An AIG spokesman declined to comment beyond confirming that the board would meet as planned. The deliberations were first reported by the New York Times.
‘CHOICE WAS BANKRUPTCY’
The New York Fed said Tuesday there was no merit to any allegations that the bank harmed AIG.
“AIG’s board of directors had an alternative choice to borrowing from the Federal Reserve and that choice was bankruptcy. Bankruptcy would have left all AIG shareholders with worthless stock,” a representative of the bank said Tuesday.
Elijah Cummings, the ranking Democrat on the House Committee on Oversight and Government Reform, acknowledged that AIG’s board has a fiduciary duty to consider the lawsuit. But he also said the company had a choice in 2008 and picked what it considered the better option.
“The idea that AIG might sue the government is an unbelievable insult to our nation’s taxpayers, who cleaned up the mess this firm created,” he said in a statement.

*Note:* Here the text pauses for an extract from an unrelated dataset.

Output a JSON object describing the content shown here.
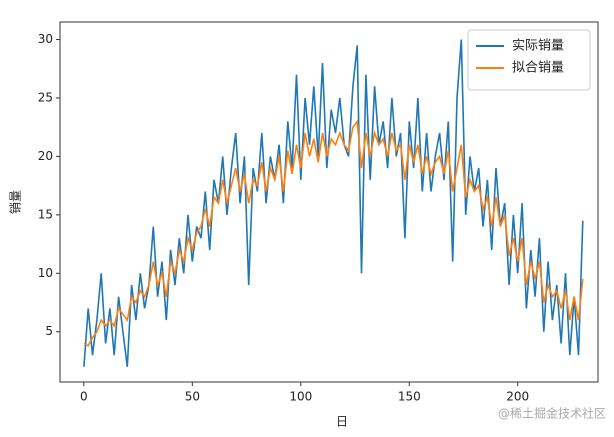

Cummings’ former colleague, the recently-retired Barney Frank, said he was “stunned” by the news and added that AIG was a fully willing participant in the rescue.
“There was not the hint of a suggestion of any coercion. They did this very voluntarily, very gratefully. And if the company were now to go around and join this lawsuit, that would be outrageous,” Frank said in an interview.
The U.S. Treasury declined to comment. It completed its final sale of AIG stock in mid-December, concluding the bailout with what Treasury called a positive return of $22.7 billion.
AIG shares fell 0.8 percent to close at $35.65. After losing half its value in 2011, the stock rose more than 52 percent in 2012, tripling the gains of the broader S&P insurance index.
GREENBERG ROLLS ON
If AIG decides to join Greenberg’s suit, it would be another legal victory for the man who once ran the world’s largest insurance company but was ultimately forced to leave under a cloud of scandal.
On Monday, a federal judge ruled that New York Attorney General Eric Schneiderman does not have standing to object to a $115 million settlement between AIG shareholders and the former chief executive. Schneiderman wanted the deal rejected.
The judge’s ruling apparently clears the way for approval of the deal, whose broad releases would preclude New York from pursuing its high-profile 2005 fraud case against Greenberg, according to court papers.
The state case, brought by Spitzer, accuses Greenberg and former Chief Financial Officer Howard Smith of using sham transactions to mask the company’s financial position.
The claims, which Greenberg and Smith have fought through three New York attorneys general, await an appeal at the state’s highest court.